Preparing the Next Generation of Hospitality Leaders - April 2026
By Farouk Rajab, President/CEO, RI Hospitality
In mid-February, Rhode Island students gathered at the Community College of Rhode Island’s (CCRI) Newport campus for the 14th Annual Rhode Island High School Culinary Arts, Foodservice and Hotel Management Competition. Hosting the competition at CCRI highlights the growing coordination between secondary education, higher education, and industry leadership that defines Rhode Island’s hospitality workforce strategy.
Nearly 800 students across the state are enrolled in ProStart®, a two-year culinary and restaurant management program developed by the National Restaurant Association Educational Foundation. Nearly 400 more students participate in Hospitality and Tourism Management programs aligned with the American Hotel and Lodging Educational Institute. Together, these pathways form a coordinated system that introduces students to restaurants, hotels, tourism venues, and the broader hospitality economy long before graduation.
CCRI plays an increasingly key role in that continuum. Through our partnership with the college, including expanded culinary and hospitality programming at the Newport campus, we are strengthening the bridge between high school instruction and post-secondary credentialing. Students who compete at the high school level can see the next step in their education directly in front of them. They can visualize a tangible pathway and connect classroom learning to long-term professional opportunity by earning a certificate, degree, or advanced training that builds on the skills they are already developing. The competition evaluated students in Culinary Arts, Foodservice Management, and Hospitality Management. More than 30 hospitality professionals served as judges, evaluating knife skills, timing, cost control, operational strategy, business planning, teamwork, and professionalism – standards of our industry.
Warwick Area Career and Technical Center earned first place in both Culinary Arts and Foodservice Management while Chariho Career and Technical Center secured first place in Hospitality Management. Both Warwick Area Career and Technical Center teams will now travel to Baltimore this April to compete at the National ProStart® Invitational.
The national competition brings scholarship opportunities, recognition, and raised expectations. Students are evaluated alongside top teams from across the country. They defend their concepts, execute under pressure, and measure themselves against national benchmarks. That experience will reinforce a professional reality: hospitality is competitive and excellence requires discipline.
Workforce development does not begin when an application is submitted. It begins when students are introduced to the pace, precision, and accountability of real hospitality environments. In these programs, students design full restaurant concepts, calculate food costs, develop operational budgets, and present business plans to working professionals. They receive feedback from operators who understand what it takes to sustain a successful business in a dynamic marketplace.

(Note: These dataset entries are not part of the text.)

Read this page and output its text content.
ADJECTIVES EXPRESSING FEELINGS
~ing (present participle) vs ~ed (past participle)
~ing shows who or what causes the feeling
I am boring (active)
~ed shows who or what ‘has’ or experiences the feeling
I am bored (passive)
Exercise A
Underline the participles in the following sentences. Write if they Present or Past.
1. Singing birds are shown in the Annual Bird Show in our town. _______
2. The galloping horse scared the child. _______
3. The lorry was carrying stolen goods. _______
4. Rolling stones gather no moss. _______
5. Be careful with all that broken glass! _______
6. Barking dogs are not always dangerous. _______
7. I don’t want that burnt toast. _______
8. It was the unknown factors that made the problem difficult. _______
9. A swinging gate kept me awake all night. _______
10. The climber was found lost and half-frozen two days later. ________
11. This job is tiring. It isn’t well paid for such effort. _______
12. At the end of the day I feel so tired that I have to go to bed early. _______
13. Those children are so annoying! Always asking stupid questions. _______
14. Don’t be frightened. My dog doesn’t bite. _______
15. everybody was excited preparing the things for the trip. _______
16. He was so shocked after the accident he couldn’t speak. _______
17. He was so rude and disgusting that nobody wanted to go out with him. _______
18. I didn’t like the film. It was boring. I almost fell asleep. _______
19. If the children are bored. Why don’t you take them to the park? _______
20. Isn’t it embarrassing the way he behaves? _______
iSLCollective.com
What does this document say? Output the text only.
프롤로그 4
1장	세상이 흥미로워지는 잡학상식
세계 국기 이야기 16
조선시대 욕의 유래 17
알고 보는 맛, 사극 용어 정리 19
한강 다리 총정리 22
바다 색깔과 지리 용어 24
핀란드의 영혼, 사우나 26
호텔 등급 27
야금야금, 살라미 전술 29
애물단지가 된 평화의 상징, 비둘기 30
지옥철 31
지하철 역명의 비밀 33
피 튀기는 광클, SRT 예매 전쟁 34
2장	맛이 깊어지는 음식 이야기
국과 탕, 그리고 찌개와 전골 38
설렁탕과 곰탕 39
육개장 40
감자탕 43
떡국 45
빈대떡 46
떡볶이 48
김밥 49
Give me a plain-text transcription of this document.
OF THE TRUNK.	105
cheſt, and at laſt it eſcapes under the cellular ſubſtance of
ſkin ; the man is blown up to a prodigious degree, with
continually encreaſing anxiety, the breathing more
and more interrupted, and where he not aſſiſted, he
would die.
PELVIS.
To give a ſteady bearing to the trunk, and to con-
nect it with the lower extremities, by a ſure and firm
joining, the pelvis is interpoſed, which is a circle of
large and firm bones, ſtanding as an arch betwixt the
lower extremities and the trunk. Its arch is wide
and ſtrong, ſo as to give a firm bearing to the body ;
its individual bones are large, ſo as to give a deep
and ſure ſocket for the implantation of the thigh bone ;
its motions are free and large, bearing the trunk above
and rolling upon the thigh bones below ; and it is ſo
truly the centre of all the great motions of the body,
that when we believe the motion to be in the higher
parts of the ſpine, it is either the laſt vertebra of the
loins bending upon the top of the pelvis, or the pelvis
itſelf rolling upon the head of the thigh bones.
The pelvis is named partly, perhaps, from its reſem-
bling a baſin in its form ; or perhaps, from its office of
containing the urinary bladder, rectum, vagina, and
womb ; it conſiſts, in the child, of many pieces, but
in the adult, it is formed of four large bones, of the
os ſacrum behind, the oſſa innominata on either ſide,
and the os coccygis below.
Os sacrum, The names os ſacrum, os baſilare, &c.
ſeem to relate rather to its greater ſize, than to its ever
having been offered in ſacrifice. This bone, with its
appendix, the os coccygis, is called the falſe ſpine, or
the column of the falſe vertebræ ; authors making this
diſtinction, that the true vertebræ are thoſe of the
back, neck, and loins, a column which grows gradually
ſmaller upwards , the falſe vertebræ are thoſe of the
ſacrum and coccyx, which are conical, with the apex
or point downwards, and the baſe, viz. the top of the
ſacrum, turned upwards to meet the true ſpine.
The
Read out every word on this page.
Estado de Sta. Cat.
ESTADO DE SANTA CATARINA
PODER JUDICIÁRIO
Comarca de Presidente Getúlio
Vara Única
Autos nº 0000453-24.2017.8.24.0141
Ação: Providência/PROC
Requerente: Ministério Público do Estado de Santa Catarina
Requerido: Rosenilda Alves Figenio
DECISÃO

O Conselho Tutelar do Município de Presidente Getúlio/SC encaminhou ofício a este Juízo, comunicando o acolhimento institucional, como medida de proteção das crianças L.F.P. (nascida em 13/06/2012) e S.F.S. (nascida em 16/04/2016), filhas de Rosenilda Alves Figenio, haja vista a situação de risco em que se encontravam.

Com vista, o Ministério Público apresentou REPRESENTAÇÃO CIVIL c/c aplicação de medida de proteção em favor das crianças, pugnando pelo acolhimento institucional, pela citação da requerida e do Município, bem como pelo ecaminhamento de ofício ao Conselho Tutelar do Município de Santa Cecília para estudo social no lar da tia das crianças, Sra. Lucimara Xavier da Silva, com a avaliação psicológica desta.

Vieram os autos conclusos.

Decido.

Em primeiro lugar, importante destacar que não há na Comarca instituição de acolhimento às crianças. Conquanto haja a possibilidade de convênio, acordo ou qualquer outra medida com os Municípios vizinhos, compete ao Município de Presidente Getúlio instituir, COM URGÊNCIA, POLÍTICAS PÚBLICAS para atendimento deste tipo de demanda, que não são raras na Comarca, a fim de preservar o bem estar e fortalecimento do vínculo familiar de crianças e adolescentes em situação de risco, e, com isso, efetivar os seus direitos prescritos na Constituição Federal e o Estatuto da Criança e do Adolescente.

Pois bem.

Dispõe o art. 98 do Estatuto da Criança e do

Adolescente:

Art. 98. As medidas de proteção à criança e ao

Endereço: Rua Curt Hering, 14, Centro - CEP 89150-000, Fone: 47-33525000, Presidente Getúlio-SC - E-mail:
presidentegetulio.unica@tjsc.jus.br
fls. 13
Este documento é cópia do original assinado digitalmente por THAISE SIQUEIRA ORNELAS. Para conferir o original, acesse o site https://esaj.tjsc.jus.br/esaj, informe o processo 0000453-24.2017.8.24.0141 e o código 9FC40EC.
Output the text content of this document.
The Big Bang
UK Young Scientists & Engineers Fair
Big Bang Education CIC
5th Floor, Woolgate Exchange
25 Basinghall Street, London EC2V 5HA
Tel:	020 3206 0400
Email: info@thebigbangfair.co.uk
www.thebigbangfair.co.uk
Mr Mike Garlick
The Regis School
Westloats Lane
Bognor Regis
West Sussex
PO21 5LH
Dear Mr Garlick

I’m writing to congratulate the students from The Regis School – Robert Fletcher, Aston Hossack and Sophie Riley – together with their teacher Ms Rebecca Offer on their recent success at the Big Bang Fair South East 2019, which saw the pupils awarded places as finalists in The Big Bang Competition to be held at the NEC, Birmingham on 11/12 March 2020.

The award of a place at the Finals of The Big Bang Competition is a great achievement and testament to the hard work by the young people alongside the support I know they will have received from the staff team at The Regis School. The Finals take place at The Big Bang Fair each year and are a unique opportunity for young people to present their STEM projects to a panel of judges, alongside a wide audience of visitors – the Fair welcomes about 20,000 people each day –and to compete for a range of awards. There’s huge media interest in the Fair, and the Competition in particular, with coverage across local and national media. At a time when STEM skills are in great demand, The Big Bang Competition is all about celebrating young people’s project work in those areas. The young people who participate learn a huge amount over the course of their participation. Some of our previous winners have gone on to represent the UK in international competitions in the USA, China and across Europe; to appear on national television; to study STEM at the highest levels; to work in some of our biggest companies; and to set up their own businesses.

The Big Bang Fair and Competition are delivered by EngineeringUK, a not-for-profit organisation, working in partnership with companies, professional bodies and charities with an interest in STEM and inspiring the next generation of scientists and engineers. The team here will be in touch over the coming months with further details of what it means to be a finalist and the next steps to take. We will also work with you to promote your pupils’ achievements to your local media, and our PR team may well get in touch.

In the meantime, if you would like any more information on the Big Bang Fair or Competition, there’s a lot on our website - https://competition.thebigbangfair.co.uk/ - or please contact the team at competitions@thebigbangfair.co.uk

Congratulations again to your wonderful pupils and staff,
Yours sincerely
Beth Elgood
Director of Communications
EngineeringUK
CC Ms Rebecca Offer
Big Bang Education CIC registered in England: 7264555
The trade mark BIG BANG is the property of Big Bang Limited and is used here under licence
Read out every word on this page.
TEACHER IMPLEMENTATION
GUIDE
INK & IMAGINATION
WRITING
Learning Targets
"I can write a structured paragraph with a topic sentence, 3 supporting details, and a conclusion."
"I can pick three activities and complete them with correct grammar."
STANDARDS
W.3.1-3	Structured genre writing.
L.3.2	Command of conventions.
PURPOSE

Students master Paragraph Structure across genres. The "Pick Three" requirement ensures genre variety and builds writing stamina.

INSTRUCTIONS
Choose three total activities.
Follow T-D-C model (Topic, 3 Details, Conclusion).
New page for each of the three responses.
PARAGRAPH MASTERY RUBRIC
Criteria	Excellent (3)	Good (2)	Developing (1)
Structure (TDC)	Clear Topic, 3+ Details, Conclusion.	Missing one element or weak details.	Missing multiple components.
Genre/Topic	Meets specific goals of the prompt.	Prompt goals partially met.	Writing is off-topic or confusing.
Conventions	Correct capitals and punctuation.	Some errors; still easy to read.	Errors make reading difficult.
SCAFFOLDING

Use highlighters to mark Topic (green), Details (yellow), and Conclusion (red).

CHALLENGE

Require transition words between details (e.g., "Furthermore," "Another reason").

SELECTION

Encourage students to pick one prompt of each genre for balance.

With this structured education model, students graduate with practical skills, employers gain access to prepared entry-level talent, and the industry benefits from individuals who already understand expectations before stepping into their first full-time roles.
For RI Hospitality and the RI Hospitality Education Foundation, the annual competition goes beyond event day and acts as a visible checkpoint within a broader workforce strategy that demonstrates progress, creates accountability, and highlights the tangible results of collaboration between educators, higher education institutions, and industry leaders.
As our state champions prepare for Baltimore, members of our Board and industry partners will travel with them to attend in support of Rhode Island’s students. That presence carries meaning – it signals that the pipeline is valued and that the next generation is a priority.
The students stepping onto the national stage this April are competing at the highest level.
They are doing so because Rhode Island built the pathway that led them there.